Foolishly, most of my ghosts underestimated my ability to both be annoying and to let go of the past, as many had left me unblocked on the popular messaging platform, WhatsApp. Taking advantage of this naivety, I created a group chat entitled, ‘The Bermuda Tinder-angle’ – and added every single one of my ghosts to the list. Wanting to keep the vibe positive, I added a picture of Oprah Winfrey as the group icon (everybody likes Oprah), and sent a simple and slightly tragic message – “What happened?”.

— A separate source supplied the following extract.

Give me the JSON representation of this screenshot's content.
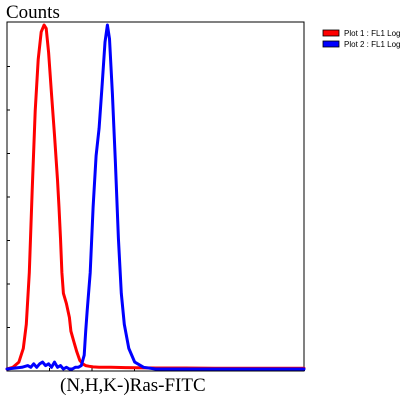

I stared at Oprah’s face for a minute, maybe two, while the message sat on my screen – using the time to reflect on my ultra sad message – before my ghosts started to exorcize themselves from the group chat. One by one they digitally exited my life for a second time. No hellos. No explanations. No comments on Oprah’s new movie, ‘A Wrinkle In Time’. Nothing. I deleted the group, rejected again, and feeling more pathetic than ever.

Yes, my ghost busting project was a total failure.

Since then, I’ve come to terms with the fact I’ll never know why so many men have spirited away on me. It could be a sign of the times, it could be my poor taste in men – or it could be the fact that I visit KFC so often, Google Maps once asked if it was my workplace. At the end of the day, I like to think, if it can happen to Olivia Newton-John – it can happen to anyone.

It might take a few bad dates to find your love eternal – but I won’t let the ghost generation kill my spirits.